Les cafés grecs aux Etats-Unis et au Canada jouent également le rôle de lieux de
rencontres, supérieur à celui de l’église mais aussi un rôle pour l’ascension sociale. Le
conférencier cite l’exemple de vendeurs ambulants avec leurs chariots de fruits et légumes
qui parviennent ensuite à acheter une boutique de confiseries avant de posséder ou
transmettre un restaurant ou café ou magasin de traiteur. Ces entreprises familiales
permettent l’insertion dans les classes moyennes dès la 2e génération. Il existe ainsi des
chaînes de restaurants grecs aux Etats-Unis. Les restaurants grecs jouent également le rôle
de vitrine de la culture de la diaspora vis-à-vis de la société d’accueil, par la musique
diffusée, le costume des serveurs…
Ce phénomène se reproduit également en France. 51 % des établissements commerciaux
des Chinois d’origine sont des restaurants.
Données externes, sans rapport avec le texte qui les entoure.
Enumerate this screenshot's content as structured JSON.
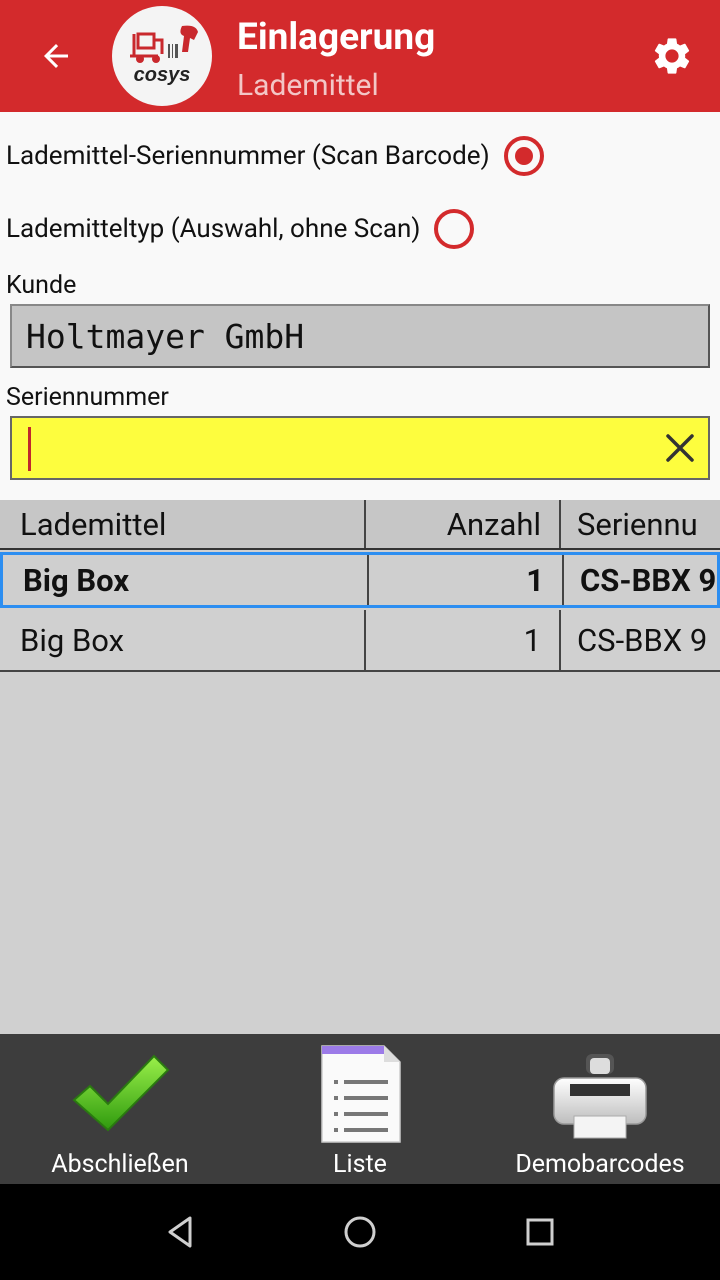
{
  "appbar": {
    "title": "Einlagerung",
    "subtitle": "Lademittel",
    "back_icon": "arrow-back-icon",
    "settings_icon": "gear-icon",
    "logo_text": "cosys",
    "color": "#d32a2c"
  },
  "mode": {
    "option_serial": {
      "label": "Lademittel-Seriennummer (Scan Barcode)",
      "selected": true
    },
    "option_type": {
      "label": "Lademitteltyp (Auswahl, ohne Scan)",
      "selected": false
    }
  },
  "kunde": {
    "label": "Kunde",
    "value": "Holtmayer GmbH"
  },
  "serial": {
    "label": "Seriennummer",
    "value": "",
    "background": "#fdfd3e",
    "clear_icon": "close-icon"
  },
  "table": {
    "columns": [
      "Lademittel",
      "Anzahl",
      "Seriennu"
    ],
    "rows": [
      {
        "lademittel": "Big Box",
        "anzahl": "1",
        "seriennummer": "CS-BBX 9"
      },
      {
        "lademittel": "Big Box",
        "anzahl": "1",
        "seriennummer": "CS-BBX 9"
      }
    ],
    "selected_row": 0,
    "selection_color": "#2c8ef1"
  },
  "bottombar": {
    "finish": {
      "label": "Abschließen",
      "icon": "check-icon"
    },
    "list": {
      "label": "Liste",
      "icon": "document-list-icon"
    },
    "demo": {
      "label": "Demobarcodes",
      "icon": "printer-icon"
    }
  },
  "navbar": {
    "back_icon": "nav-back-icon",
    "home_icon": "nav-home-icon",
    "recents_icon": "nav-recents-icon"
  }
}
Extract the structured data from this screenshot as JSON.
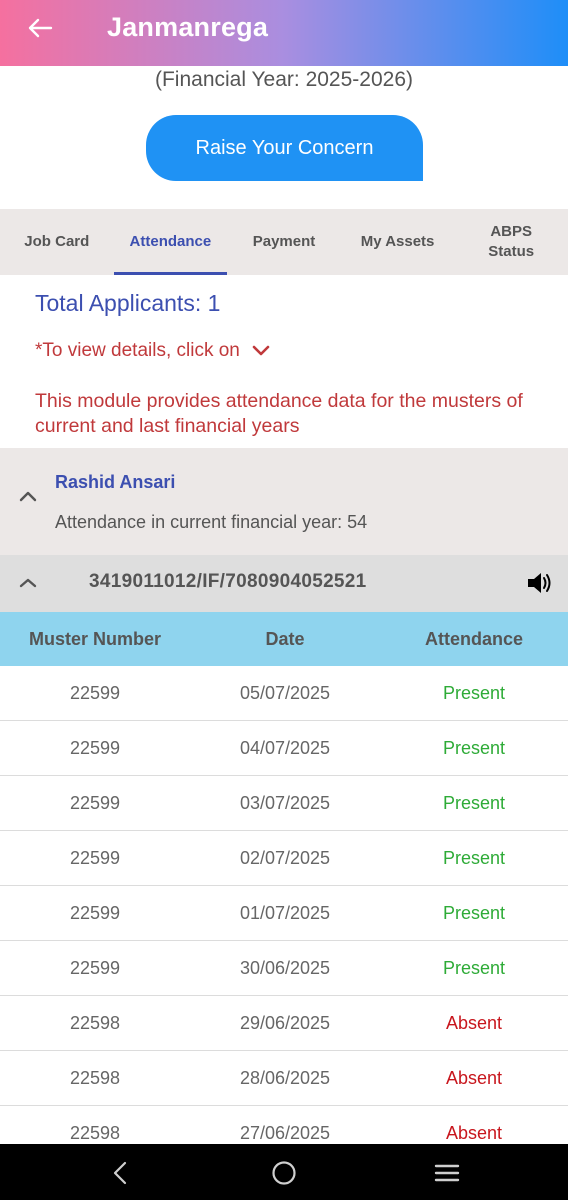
{
  "app_bar": {
    "title": "Janmanrega",
    "back_icon": "back-arrow-icon"
  },
  "financial_year": "(Financial Year: 2025-2026)",
  "concern_button": "Raise Your Concern",
  "tabs": [
    {
      "label": "Job Card",
      "active": false
    },
    {
      "label": "Attendance",
      "active": true
    },
    {
      "label": "Payment",
      "active": false
    },
    {
      "label": "My Assets",
      "active": false
    },
    {
      "label": "ABPS Status",
      "active": false
    }
  ],
  "summary": {
    "total_applicants": "Total Applicants: 1",
    "hint": "*To view details, click on",
    "module_note": "This module provides attendance data for the musters of current and last financial years"
  },
  "applicant": {
    "name": "Rashid Ansari",
    "attendance_line": "Attendance in current financial year: 54"
  },
  "job_card": {
    "id": "3419011012/IF/7080904052521"
  },
  "table": {
    "headers": [
      "Muster Number",
      "Date",
      "Attendance"
    ],
    "rows": [
      {
        "muster": "22599",
        "date": "05/07/2025",
        "status": "Present"
      },
      {
        "muster": "22599",
        "date": "04/07/2025",
        "status": "Present"
      },
      {
        "muster": "22599",
        "date": "03/07/2025",
        "status": "Present"
      },
      {
        "muster": "22599",
        "date": "02/07/2025",
        "status": "Present"
      },
      {
        "muster": "22599",
        "date": "01/07/2025",
        "status": "Present"
      },
      {
        "muster": "22599",
        "date": "30/06/2025",
        "status": "Present"
      },
      {
        "muster": "22598",
        "date": "29/06/2025",
        "status": "Absent"
      },
      {
        "muster": "22598",
        "date": "28/06/2025",
        "status": "Absent"
      },
      {
        "muster": "22598",
        "date": "27/06/2025",
        "status": "Absent"
      }
    ]
  },
  "colors": {
    "gradient_start": "#f5709f",
    "gradient_end": "#1e8ef8",
    "accent_blue": "#3c4fb0",
    "present_green": "#2eab37",
    "absent_red": "#c8161d",
    "header_cyan": "#8fd4ee"
  },
  "system_nav": {
    "icons": [
      "nav-back-icon",
      "nav-home-icon",
      "nav-recents-icon"
    ]
  }
}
Ils mettent en œuvre un marché ethnique du
travail (3/4 des Chinois installés en France travaillent chez des compatriotes) avec des offres
d’emplois destinés à des travailleurs chinois (immigrants, demandeurs d’asile, Chinois nés
en France…). Il y a un turn-over important, le statut de l’emploi est souvent précaire mais il
permet une certaine intégration (contact avec clientèle oblige à apprendre le vocabulaire de
base) et parfois une ascension sociale si le travailleur devient lui-même entrepreneur grâce à
un système de solidarités (de clan, de dialecte, d’origine régionale) et / ou de tontine pour
démarrer une entreprise. La répartition des restaurants chinois à Paris est assez dispersée
mais certaines rues sont plus spécialisées. Ceux-ci mettent en œuvre des réseaux avec des
flux importants (argent, personnes).
Conclusion :
 L’alimentation appartient à la vie la plus intime de la diaspora. Elle est même supérieure à
la langue (qui se perd plus rapidement dès la 2e génération).
 Les phénomènes de métissages existent car il est nécessaire de s’adapter aux goûts de la
clientèle des restaurants des pays d’accueil.
 Les restaurants représentent une possibilité d’insertion dans les classes moyennes des
pays d’accueil pour les membres d’une diaspora.